Abstract
A fitness landscape is a biological analogue of a physical landscape, in which each genotype occupies a location whose elevation corresponds to fitness. Theoretical models predict that rugged fitness landscapes with multiple peaks should impair Darwinian evolution, because natural selection prevents evolving populations from traversing the valleys that lie between peaks. Experimental tests of this prediction are very limited.
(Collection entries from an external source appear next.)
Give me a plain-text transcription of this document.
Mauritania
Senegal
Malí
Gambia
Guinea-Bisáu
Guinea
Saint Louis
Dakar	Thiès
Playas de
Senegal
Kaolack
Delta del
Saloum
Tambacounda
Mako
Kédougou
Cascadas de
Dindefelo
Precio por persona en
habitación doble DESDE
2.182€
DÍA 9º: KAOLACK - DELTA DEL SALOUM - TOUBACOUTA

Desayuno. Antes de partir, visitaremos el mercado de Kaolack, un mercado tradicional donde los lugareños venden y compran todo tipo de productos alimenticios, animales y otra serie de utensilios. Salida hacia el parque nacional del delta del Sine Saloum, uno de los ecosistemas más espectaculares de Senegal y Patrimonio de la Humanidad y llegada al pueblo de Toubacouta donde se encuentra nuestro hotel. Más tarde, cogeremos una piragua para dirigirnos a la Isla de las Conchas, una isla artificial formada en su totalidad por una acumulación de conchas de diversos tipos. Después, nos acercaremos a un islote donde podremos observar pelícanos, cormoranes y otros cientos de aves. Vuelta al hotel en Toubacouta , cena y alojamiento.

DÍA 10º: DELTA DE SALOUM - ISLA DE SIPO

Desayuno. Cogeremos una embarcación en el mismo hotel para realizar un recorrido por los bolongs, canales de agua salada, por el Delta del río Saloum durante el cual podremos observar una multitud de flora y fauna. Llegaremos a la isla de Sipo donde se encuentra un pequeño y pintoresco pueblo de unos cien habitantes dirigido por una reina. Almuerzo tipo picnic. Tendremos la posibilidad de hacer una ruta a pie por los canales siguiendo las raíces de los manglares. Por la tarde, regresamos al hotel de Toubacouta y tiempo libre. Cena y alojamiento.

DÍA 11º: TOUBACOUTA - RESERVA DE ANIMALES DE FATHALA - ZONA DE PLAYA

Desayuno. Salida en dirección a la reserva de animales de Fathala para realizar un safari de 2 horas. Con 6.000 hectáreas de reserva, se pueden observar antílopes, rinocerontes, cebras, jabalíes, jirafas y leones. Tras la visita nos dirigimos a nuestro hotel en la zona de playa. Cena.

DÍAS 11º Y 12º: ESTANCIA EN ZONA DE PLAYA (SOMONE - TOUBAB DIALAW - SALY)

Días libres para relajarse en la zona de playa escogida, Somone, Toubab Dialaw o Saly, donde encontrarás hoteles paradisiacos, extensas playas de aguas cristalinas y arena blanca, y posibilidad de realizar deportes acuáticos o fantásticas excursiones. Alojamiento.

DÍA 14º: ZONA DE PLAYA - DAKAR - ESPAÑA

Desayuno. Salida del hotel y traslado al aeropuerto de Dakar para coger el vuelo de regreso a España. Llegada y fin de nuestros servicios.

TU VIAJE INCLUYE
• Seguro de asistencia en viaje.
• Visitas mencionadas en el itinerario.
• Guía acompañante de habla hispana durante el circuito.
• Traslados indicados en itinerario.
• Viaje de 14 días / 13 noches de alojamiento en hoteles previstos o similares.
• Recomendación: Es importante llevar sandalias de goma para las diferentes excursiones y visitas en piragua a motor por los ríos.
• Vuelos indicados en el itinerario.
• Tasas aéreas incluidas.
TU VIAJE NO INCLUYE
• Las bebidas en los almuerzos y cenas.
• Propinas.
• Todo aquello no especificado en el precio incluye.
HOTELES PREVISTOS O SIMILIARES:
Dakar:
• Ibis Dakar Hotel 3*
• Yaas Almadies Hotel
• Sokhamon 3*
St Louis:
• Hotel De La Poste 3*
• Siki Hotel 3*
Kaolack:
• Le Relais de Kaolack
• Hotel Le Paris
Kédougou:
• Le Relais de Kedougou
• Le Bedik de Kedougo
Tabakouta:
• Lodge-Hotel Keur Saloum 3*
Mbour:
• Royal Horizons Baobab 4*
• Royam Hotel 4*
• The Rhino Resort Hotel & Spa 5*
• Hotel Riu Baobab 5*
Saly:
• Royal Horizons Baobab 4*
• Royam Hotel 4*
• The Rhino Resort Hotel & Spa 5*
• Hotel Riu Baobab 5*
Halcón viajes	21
Here we combine CRISPR-Cas9 genome editing and deep sequencing to map the fitness landscape of more than 260’000 genotypes of the E. coli folA gene in an environment harboring the antibiotic trimethoprim. The folA gene encodes the key metabolic enzyme dihydrofolate reductase (DHFR), which is also a target of this antibiotic. With 514 mostly low fitness peaks, the DHFR fitness landscape is rugged. Despite this ruggedness, its highest fitness peaks are easily accessible to evolving populations. Fitness-increasing paths to high fitness peaks are abundant, and individual peaks have large basins of attractions. The basins of different peaks overlap, which renders the outcome of adaptive evolution highly contingent on chance events. In sum, ruggedness need not be an obstacle to Darwinian evolution but can reduce its predictability. If true in general, evolutionary biology and other fields of sciences in which landscapes play an important role may have to re-appraise the complexity of optimization problems on realistic landscapes.
Competing Interest Statement
The authors have declared no competing interest.